Massachusetts Project
Urbanization and Massachusetts streams: Unpacking the biological effects of impervious cover
January 2014 - June 2017
Personnel
- Allison Roy, Principal Investigator
- Catherine Bentsen, Student / Post Doc
- Christopher Smith, Student / Post Doc
- Evan Ferrarone, Student / Post Doc
- Benjamin Knicely, Student / Post Doc
- Sam Sillen, Student / Post Doc
- Dave Armstrong, Principal Investigator
- Robert Smith, Non-PI Collaborator
- Rachel Katz, Non-PI Collaborator
Participating Agencies
- Massachusetts Department of Environmental Protection
Many recent papers have synthesized the negative effects of urbanization and impervious cover on stream ecosystems.

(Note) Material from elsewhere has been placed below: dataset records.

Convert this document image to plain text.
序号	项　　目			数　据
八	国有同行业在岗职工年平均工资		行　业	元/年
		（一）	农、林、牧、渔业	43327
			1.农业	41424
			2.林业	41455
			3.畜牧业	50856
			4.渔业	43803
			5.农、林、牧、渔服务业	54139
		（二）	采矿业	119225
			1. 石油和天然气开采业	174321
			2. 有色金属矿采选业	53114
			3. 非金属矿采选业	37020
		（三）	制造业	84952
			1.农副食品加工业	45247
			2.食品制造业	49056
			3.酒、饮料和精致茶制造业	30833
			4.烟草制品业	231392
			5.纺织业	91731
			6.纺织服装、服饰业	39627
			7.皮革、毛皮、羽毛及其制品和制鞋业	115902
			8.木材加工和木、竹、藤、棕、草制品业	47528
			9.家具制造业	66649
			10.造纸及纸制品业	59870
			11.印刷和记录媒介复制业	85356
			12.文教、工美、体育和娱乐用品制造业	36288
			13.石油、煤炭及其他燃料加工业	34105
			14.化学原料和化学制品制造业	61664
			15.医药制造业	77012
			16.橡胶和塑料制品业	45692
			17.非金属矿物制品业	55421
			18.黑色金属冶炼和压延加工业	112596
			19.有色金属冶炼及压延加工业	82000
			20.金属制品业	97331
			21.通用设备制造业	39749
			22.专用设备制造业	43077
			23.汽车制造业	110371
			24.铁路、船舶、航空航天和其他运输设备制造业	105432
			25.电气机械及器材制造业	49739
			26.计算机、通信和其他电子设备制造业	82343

Although these responses to urbanization are widely documented and often strong, there are so many possible mechanisms that specific proximate causes are often difficult to distinguish. This is partially because both natural and anthropogenic factors influence the responses at different locations, but also due to a lack of understanding of specific stressors. The general relation between watershed impervious cover and most indicators of stream quality is often represented by a cone that progressively narrows with increasing impervious cover. The high variability in responses at low levels of impervious cover may be explained by factors unrelated or partially related to impervious cover, such as local in-stream habitat modifications, water-quality impairments, altered thermal regimes, and land-use history. Reach-scale habitat and water quality have been shown to be important stressors of biological assemblages. Thus, quantifying in-stream characteristics is important for predicting biotic responses to urbanization and understanding mechanisms of impairment. The goal of this research is to investigate fish and macroinvertebrate responses to regional, local, and in-stream environmental factors within narrow ranges of watershed impervious cover. Specific objectives are to: 1. Assess in-stream physical and chemical conditions (habitat, water quality, and temperature) in streams with similar watershed impervious cover 2. Identify landscape characteristics (natural and anthropogenic) at regional and local scales that predict in-stream physical and chemical characteristics 3. Identify linkages between landscape characteristics, in-stream physical and chemical characteristics, and fish and macroinvertebrates assemblages in streams with similar watershed impervious cover The development of landscape variables and predictive modelling in Objectives 2 and 3 will take place in conjunction with USGS New England Water Science Center (WSC). Overall, the research will help to better understand the mechanisms of impairment and stream response and recovery trajectories.